In the inhibitor screen, three prescription drugs associated with DIMA had IC50 values of < 200 μM. However, only the macrolide antibiotic, erythromycin, was predicted to inhibit SLC19A2 at clinically relevant concentrations when applying the FDA criteria for transporter-mediated drug-drug interactions. Erythromycin-induced MA is thought to occur through inhibition of folic acid absorption (2). However, our data suggest an additional mechanism via SLC19A2 inhibition (Fig. 4b), and potentially from inhibition of TPK1 (the enzyme that converts thiamine to TPP, the bioactive form of thiamine) (Supplemental Figure 2). Our finding that erythromycin is a substrate of TPK1 (Supplemental Figure 2) together with the fact that the drug is known to accumulate intracellularly to high levels (28) suggests that inhibition of TPK1 as well as of SLC19A2 may contribute to low TPP levels and ultimately to erythromycin-induced MA. EHR data were consistent with reduced levels of TPP in patients treated with erythromycin (Fig. 5, Supplemental Table 2, Supplemental Table 3). This mechanism may be particularly important in patients who may have higher systemic levels of erythromycin (e.g., patients with liver disease, the elderly, CYP3A4 poor metabolizers). Today, erythromycin use is rare compared to other macrolides (e.g., azithromycin).

Fig. 5
figure 5

Methods used to extract information from electronic health records (EHR) and results of thiamine pyrophosphate levels in patients prescribed erythromycin.

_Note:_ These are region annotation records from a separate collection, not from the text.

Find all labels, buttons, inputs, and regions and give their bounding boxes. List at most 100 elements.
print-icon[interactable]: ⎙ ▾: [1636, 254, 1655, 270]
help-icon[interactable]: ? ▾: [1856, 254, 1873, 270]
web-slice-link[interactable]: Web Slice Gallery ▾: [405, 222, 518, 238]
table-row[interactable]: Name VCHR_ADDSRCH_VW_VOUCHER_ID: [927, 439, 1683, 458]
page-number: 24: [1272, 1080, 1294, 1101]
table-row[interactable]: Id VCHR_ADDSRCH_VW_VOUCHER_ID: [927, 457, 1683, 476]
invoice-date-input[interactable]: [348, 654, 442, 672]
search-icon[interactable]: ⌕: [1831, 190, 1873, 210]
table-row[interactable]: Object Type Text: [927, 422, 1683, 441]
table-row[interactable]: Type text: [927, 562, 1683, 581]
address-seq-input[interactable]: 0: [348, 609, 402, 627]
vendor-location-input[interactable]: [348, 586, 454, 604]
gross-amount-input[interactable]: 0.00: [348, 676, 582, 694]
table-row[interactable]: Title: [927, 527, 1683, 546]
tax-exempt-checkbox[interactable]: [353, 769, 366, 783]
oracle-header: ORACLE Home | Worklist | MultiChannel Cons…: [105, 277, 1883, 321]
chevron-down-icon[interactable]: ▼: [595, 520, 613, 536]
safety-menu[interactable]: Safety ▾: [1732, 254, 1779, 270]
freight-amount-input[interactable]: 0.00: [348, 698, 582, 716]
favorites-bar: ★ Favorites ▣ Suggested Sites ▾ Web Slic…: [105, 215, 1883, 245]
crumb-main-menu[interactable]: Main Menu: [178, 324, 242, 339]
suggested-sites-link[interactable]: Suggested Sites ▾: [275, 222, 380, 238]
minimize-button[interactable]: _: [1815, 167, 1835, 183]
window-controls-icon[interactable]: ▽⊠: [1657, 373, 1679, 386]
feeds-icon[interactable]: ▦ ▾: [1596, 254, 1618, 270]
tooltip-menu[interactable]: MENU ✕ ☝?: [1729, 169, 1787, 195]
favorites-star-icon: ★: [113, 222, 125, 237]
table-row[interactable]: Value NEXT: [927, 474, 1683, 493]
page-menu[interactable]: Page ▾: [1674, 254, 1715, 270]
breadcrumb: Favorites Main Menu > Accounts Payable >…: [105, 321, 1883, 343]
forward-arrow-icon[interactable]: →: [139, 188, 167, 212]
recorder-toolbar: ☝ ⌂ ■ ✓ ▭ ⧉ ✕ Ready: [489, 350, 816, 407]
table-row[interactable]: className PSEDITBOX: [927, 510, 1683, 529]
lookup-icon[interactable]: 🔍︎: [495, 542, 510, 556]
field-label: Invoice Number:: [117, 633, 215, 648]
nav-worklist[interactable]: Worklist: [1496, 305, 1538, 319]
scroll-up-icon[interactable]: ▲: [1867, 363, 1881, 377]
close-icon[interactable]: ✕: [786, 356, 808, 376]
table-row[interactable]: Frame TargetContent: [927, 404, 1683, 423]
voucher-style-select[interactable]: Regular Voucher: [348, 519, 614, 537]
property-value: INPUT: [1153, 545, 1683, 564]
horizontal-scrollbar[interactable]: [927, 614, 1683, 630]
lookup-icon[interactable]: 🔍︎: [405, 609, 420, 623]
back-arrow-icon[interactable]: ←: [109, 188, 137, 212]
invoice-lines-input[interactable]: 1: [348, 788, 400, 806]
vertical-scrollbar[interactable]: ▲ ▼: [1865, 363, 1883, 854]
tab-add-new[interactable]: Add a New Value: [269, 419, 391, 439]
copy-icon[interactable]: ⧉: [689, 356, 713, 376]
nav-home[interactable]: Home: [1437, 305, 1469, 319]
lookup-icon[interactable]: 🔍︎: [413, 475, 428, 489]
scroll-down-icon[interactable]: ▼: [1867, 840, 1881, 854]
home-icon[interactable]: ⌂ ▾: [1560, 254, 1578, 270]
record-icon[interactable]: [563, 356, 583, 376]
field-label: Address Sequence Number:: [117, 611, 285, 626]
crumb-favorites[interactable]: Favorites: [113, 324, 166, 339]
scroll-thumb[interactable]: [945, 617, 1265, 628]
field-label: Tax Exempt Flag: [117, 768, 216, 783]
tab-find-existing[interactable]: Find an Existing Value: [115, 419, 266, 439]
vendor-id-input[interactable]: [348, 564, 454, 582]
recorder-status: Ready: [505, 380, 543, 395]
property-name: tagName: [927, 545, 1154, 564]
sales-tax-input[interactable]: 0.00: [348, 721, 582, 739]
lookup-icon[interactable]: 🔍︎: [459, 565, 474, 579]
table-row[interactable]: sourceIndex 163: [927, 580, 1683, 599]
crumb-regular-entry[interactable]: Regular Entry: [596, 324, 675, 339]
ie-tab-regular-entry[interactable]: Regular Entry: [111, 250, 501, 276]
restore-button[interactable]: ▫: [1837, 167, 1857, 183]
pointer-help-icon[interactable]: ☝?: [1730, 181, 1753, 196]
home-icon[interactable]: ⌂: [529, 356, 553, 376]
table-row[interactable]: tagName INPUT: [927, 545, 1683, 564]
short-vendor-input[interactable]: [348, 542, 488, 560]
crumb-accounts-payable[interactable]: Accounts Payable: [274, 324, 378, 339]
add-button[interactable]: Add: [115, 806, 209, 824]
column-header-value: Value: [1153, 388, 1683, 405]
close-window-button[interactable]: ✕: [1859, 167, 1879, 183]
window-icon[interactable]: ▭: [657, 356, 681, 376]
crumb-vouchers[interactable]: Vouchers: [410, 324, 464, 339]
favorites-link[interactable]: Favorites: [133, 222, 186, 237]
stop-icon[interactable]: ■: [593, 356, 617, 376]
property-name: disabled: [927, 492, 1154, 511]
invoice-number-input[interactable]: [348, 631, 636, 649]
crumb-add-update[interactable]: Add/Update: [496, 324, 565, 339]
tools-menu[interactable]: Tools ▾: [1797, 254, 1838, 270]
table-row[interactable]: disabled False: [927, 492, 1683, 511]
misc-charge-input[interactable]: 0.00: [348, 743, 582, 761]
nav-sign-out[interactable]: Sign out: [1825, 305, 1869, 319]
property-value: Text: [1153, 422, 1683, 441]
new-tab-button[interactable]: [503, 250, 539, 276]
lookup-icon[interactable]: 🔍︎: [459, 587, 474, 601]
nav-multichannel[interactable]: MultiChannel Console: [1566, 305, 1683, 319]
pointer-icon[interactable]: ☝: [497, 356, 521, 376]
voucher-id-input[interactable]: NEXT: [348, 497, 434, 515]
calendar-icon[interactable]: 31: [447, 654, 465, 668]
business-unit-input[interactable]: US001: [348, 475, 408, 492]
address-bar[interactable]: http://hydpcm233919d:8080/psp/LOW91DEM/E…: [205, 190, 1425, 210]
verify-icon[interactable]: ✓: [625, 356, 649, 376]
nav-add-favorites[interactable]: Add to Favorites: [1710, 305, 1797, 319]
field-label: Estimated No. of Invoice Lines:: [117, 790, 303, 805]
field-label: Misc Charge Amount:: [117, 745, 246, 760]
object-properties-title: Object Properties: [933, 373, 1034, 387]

To explore whether drugs predicted to cause a clinical drug-drug interaction in in vitro studies inhibit SLC19A2 in vivo, we extracted and analyzed data from the UCSF EHR. Data was filtered by presence (“on”) or absence (“off”) of erythromycin prescription, medication order start date, and thiamine pyrophosphate laboratory data. Before analysis, individuals in the “on” and “off” group were age and sex-matched (a). The thiamine pyrophosphate levels of patients prescribed erythromycin (+, N = 4) versus not prescribed erythromycin (−, N = 200) were compared. The average TPP levels for patients prescribed erythromycin were lower (137 nM) than that of patients not prescribed erythromycin (186 nM) (Welch’s two sample t-test, p-value = 0.0016)


Three TRMA-associated SLC19A2 variants were characterized, revealing complete loss of thiamine transport at least partially attributed to disrupted membrane localization. Our data suggest that SLC19A2 inhibition is not the mechanism behind DIMA for most associated prescription drugs, although it may contribute to erythromycin-induced MA.